Le MHP et le DEM faisaient pression, mais... Allégations de recul de l'AKP dans le processus d'ouverture
Alors que la période après la fête est évoquée pour les mesures juridiques à prendre concernant le processus d'Imralı, l'approche prudente de l'AKP fait l'objet de débats en coulisses. Malgré la pression du MHP et du DEM, l'AKP a freiné l'accélération du processus.
Alors que le moment où les mesures juridiques concernant le processus d'Imralı seront prises semble devoir se préciser après la fête, les débats sur les raisons pour lesquelles l'AKP ralentit le processus se sont intensifiés en coulisses. Il se murmure que le MHP et le parti DEM accentuent la pression sur le pouvoir pour accélérer le processus. Cependant, l'AKP, soucieux des sensibilités de sa base électorale et désireux de voir des développements concrets, souhaite faire avancer le processus avec prudence.

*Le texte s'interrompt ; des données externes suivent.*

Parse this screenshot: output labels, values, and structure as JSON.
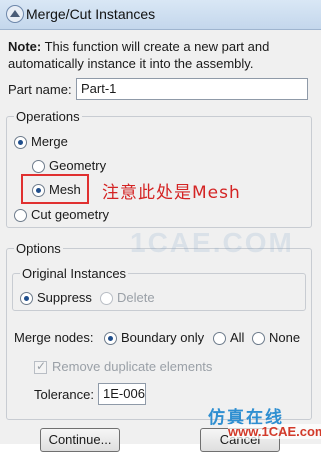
{
  "window": {
    "title": "Merge/Cut Instances"
  },
  "note": {
    "prefix": "Note:",
    "text": "This function will create a new part and automatically instance it into the assembly."
  },
  "part_name": {
    "label": "Part name:",
    "value": "Part-1"
  },
  "operations": {
    "title": "Operations",
    "merge_label": "Merge",
    "geometry_label": "Geometry",
    "mesh_label": "Mesh",
    "cut_geometry_label": "Cut geometry",
    "selected_operation": "Merge",
    "selected_merge_type": "Mesh"
  },
  "annotation": {
    "text": "注意此处是Mesh",
    "color": "#d42424"
  },
  "options": {
    "title": "Options",
    "original_instances": {
      "title": "Original Instances",
      "suppress_label": "Suppress",
      "delete_label": "Delete",
      "selected": "Suppress"
    },
    "merge_nodes": {
      "label": "Merge nodes:",
      "boundary_only_label": "Boundary only",
      "all_label": "All",
      "none_label": "None",
      "selected": "Boundary only"
    },
    "remove_duplicates": {
      "label": "Remove duplicate elements",
      "checked": true,
      "enabled": false
    },
    "tolerance": {
      "label": "Tolerance:",
      "value": "1E-006"
    }
  },
  "buttons": {
    "continue_label": "Continue...",
    "cancel_label": "Cancel"
  },
  "watermarks": {
    "center": "1CAE.COM",
    "brand_cn": "仿真在线",
    "url": "www.1CAE.com"
  }
}
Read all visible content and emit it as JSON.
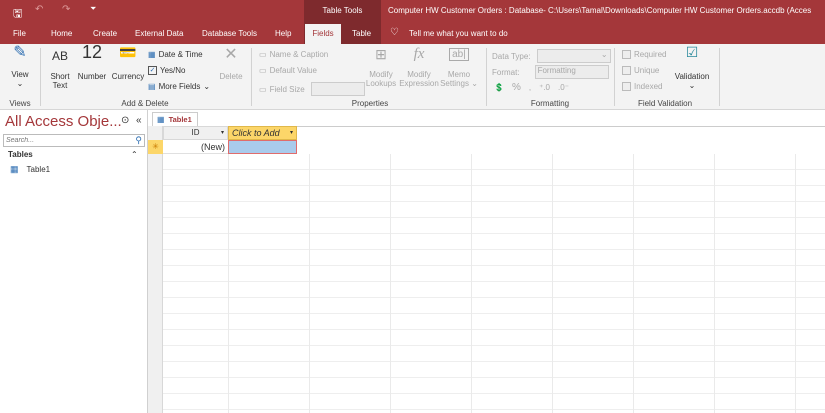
{
  "titlebar": {
    "context_group": "Table Tools",
    "title": "Computer HW Customer Orders : Database- C:\\Users\\Tamal\\Downloads\\Computer HW Customer Orders.accdb (Acces"
  },
  "tabs": [
    "File",
    "Home",
    "Create",
    "External Data",
    "Database Tools",
    "Help",
    "Fields",
    "Table"
  ],
  "tell_me": "Tell me what you want to do",
  "ribbon": {
    "views": {
      "view": "View",
      "group": "Views"
    },
    "add_delete": {
      "short_text_icon": "AB",
      "short_text": "Short Text",
      "number_icon": "12",
      "number": "Number",
      "currency": "Currency",
      "date_time": "Date & Time",
      "yes_no": "Yes/No",
      "more_fields": "More Fields",
      "delete": "Delete",
      "group": "Add & Delete"
    },
    "properties": {
      "name_caption": "Name & Caption",
      "default_value": "Default Value",
      "field_size": "Field Size",
      "modify_lookups": "Modify Lookups",
      "modify_expression": "Modify Expression",
      "memo_settings": "Memo Settings",
      "group": "Properties"
    },
    "formatting": {
      "data_type": "Data Type:",
      "format": "Format:",
      "format_value": "Formatting",
      "percent": "%",
      "comma": ",",
      "group": "Formatting"
    },
    "validation": {
      "required": "Required",
      "unique": "Unique",
      "indexed": "Indexed",
      "validation": "Validation",
      "group": "Field Validation"
    }
  },
  "nav": {
    "title": "All Access Obje...",
    "search_placeholder": "Search...",
    "section": "Tables",
    "items": [
      "Table1"
    ]
  },
  "datasheet": {
    "tab": "Table1",
    "columns": [
      "ID",
      "Click to Add"
    ],
    "new_row": "(New)",
    "new_marker": "✳"
  },
  "colors": {
    "accent": "#a4373a"
  }
}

LE MHP ET LE DEM FONT PRESSION, L'AKP AVANCE AVEC PRUDENCE
Selon les informations rapportées par Merve Kılıç du journal Cumhuriyet, le MHP et le parti DEM exerceraient une pression croissante sur le gouvernement pour accélérer le processus et soumettre les réformes législatives au Parlement. Toutefois, les cadres de l'AKP, forts des expériences passées du processus de résolution, soutiennent que des mesures symboliques ne suffiront pas. L'AKP précise que le PKK doit se dissoudre non seulement en Turquie, mais aussi dans toutes ses structures internationales, et que cela doit être concrétisé de manière vérifiable par des rapports du MIT.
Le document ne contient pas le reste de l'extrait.